Allison Orr: I've had this idea for I can't remember how long. I remember the gondola idea coming into my mind in a moment when I was lying in bed trying to go to sleep. I had an image, an actual image, of gondoliers rowing down the canal together. With this, I never had that. It's more about the people: "Of course, this would be a perfect group of people to work with, because what they do is mostly invisible, it mostly happens when all of us are at work, and we all rely upon it, but we don't know who these folks are." And there was on my part a desire to make it so that the folks who come down my street are people that I know, that have interesting lives, full lives – and now I know that they do. These are just sweet, regular people that do creative things, that have bands, that make art, that write poetry, that have families, that love barbecue, that play football, that whatever. The stereotype that somehow somebody driving a trash truck ended up there because they couldn't think of anything else better to do is just not true. It's just not true in any way.

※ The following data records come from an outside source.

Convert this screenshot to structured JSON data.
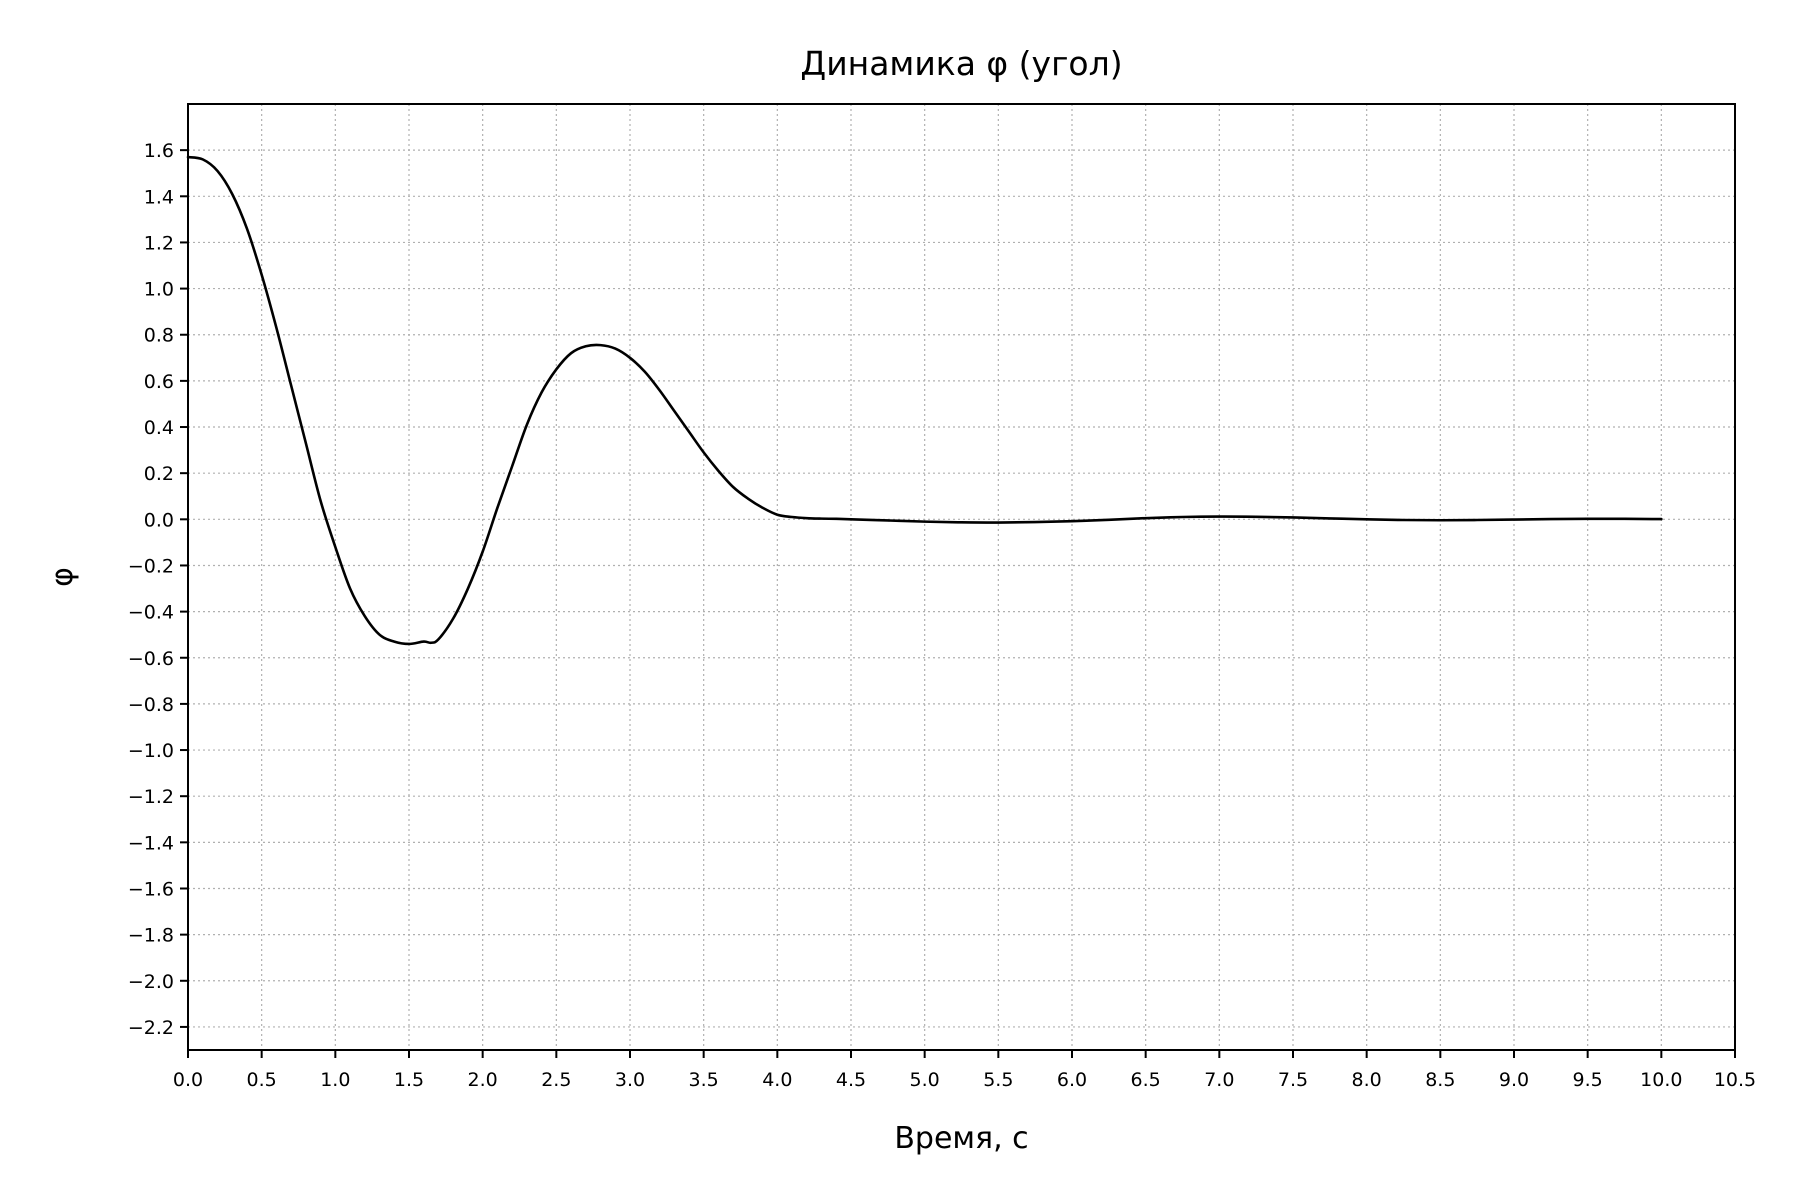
{
  "chart_data": {
    "type": "line",
    "title": "Динамика φ (угол)",
    "xlabel": "Время, с",
    "ylabel": "φ",
    "xlim": [
      0,
      10.5
    ],
    "ylim": [
      -2.3,
      1.8
    ],
    "x_ticks": [
      0.0,
      0.5,
      1.0,
      1.5,
      2.0,
      2.5,
      3.0,
      3.5,
      4.0,
      4.5,
      5.0,
      5.5,
      6.0,
      6.5,
      7.0,
      7.5,
      8.0,
      8.5,
      9.0,
      9.5,
      10.0,
      10.5
    ],
    "x_tick_labels": [
      "0.0",
      "0.5",
      "1.0",
      "1.5",
      "2.0",
      "2.5",
      "3.0",
      "3.5",
      "4.0",
      "4.5",
      "5.0",
      "5.5",
      "6.0",
      "6.5",
      "7.0",
      "7.5",
      "8.0",
      "8.5",
      "9.0",
      "9.5",
      "10.0",
      "10.5"
    ],
    "y_ticks": [
      1.6,
      1.4,
      1.2,
      1.0,
      0.8,
      0.6,
      0.4,
      0.2,
      0.0,
      -0.2,
      -0.4,
      -0.6,
      -0.8,
      -1.0,
      -1.2,
      -1.4,
      -1.6,
      -1.8,
      -2.0,
      -2.2
    ],
    "y_tick_labels": [
      "1.6",
      "1.4",
      "1.2",
      "1.0",
      "0.8",
      "0.6",
      "0.4",
      "0.2",
      "0.0",
      "−0.2",
      "−0.4",
      "−0.6",
      "−0.8",
      "−1.0",
      "−1.2",
      "−1.4",
      "−1.6",
      "−1.8",
      "−2.0",
      "−2.2"
    ],
    "grid": true,
    "series": [
      {
        "color": "#000000",
        "x": [
          0.0,
          0.1,
          0.2,
          0.3,
          0.4,
          0.5,
          0.6,
          0.7,
          0.8,
          0.9,
          1.0,
          1.1,
          1.2,
          1.3,
          1.4,
          1.5,
          1.6,
          1.65,
          1.7,
          1.8,
          1.9,
          2.0,
          2.1,
          2.2,
          2.3,
          2.4,
          2.5,
          2.6,
          2.7,
          2.8,
          2.9,
          3.0,
          3.1,
          3.2,
          3.3,
          3.4,
          3.5,
          3.6,
          3.7,
          3.8,
          3.9,
          4.0,
          4.1,
          4.2,
          4.3,
          4.4,
          4.5,
          4.75,
          5.0,
          5.25,
          5.5,
          5.75,
          6.0,
          6.25,
          6.5,
          6.75,
          7.0,
          7.25,
          7.5,
          7.75,
          8.0,
          8.25,
          8.5,
          8.75,
          9.0,
          9.25,
          9.5,
          9.75,
          10.0
        ],
        "y": [
          1.57,
          1.56,
          1.51,
          1.41,
          1.26,
          1.06,
          0.83,
          0.58,
          0.33,
          0.08,
          -0.12,
          -0.3,
          -0.42,
          -0.5,
          -0.53,
          -0.54,
          -0.53,
          -0.535,
          -0.52,
          -0.43,
          -0.3,
          -0.14,
          0.05,
          0.23,
          0.41,
          0.55,
          0.65,
          0.72,
          0.75,
          0.755,
          0.74,
          0.7,
          0.64,
          0.56,
          0.47,
          0.38,
          0.29,
          0.21,
          0.14,
          0.09,
          0.05,
          0.02,
          0.01,
          0.005,
          0.003,
          0.002,
          0.0,
          -0.005,
          -0.01,
          -0.013,
          -0.014,
          -0.012,
          -0.008,
          -0.002,
          0.005,
          0.01,
          0.012,
          0.011,
          0.008,
          0.004,
          0.0,
          -0.003,
          -0.004,
          -0.003,
          -0.001,
          0.001,
          0.002,
          0.002,
          0.001
        ]
      }
    ]
  }
}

You don't grow up saying you want to be a trashman. Who does? Well, actually there are lots of 5-year-old kids who want to be a trashman, right? But it's not a job that most of [the people doing it] probably thought they would end up in. Some of them, it is passed father to son; there are multiple generations of people who have worked with Solid Waste for many years and are still in the department. A lot of them started as truck drivers driving big trucks, and this is a more stable and regular job than working for, say, a beer company or a milk company. It's regular hours for folks who drive 18-wheelers. I was curious about what does it carry for them to do this job, like is there some stigma on them? They'll usually say they're not trashmen. That's a job, but it's not who they are. They approach their job with pride, and they want to do it safely.
AC: Did you have to persuade people that you weren't going to be making fun of them by putting them in a dance?
AO: I think it helped that I had already done that project with the Fire Department and had a video, and I could show it. But honestly, getting people to buy in and choose to participate has not been as hard as with other projects. They get that what they do is not an esteemed job, and they saw, "This would be a really cool way to show people what we do." I've had more interest than I have slots for people.
AC: How does their work translate into dance?
AO: It's a job that is very choreographed. They're having to judge space and time, and they're having to coordinate with each other and the machinery, and they have to rehearse and practice and become skilled at it, too. My job, by watching them for a year, was choosing carefully the elements of the choreography that reflect who they are and reflect the job.
There are certain parts of the show that I saw immediately in my mind and that worked the first time we practiced it. It's, like, working with the machinery or somebody driving a truck and somebody running alongside or working a crane. Don Anderson, who's a supervisor, when he heard I needed someone to do a solo with a grappler – it has a claw on it, and it can pick up a refrigerator, it can pick up a car, and it puts it in the back of a trailer – he said, "That's what I want to do." And the first time we did it, I said, "So I'm thinking come out, come in, be thinking dynamics, kind of build to a crescendo, come back down." And I played some music, and Don tried it, and he just got it! Calculating the energy and the timing in the way he uses that crane. And when he got down, he was beaming. And I had videoed him on my iPhone, and he said: "I've just never seen myself work the crane before. This is so great."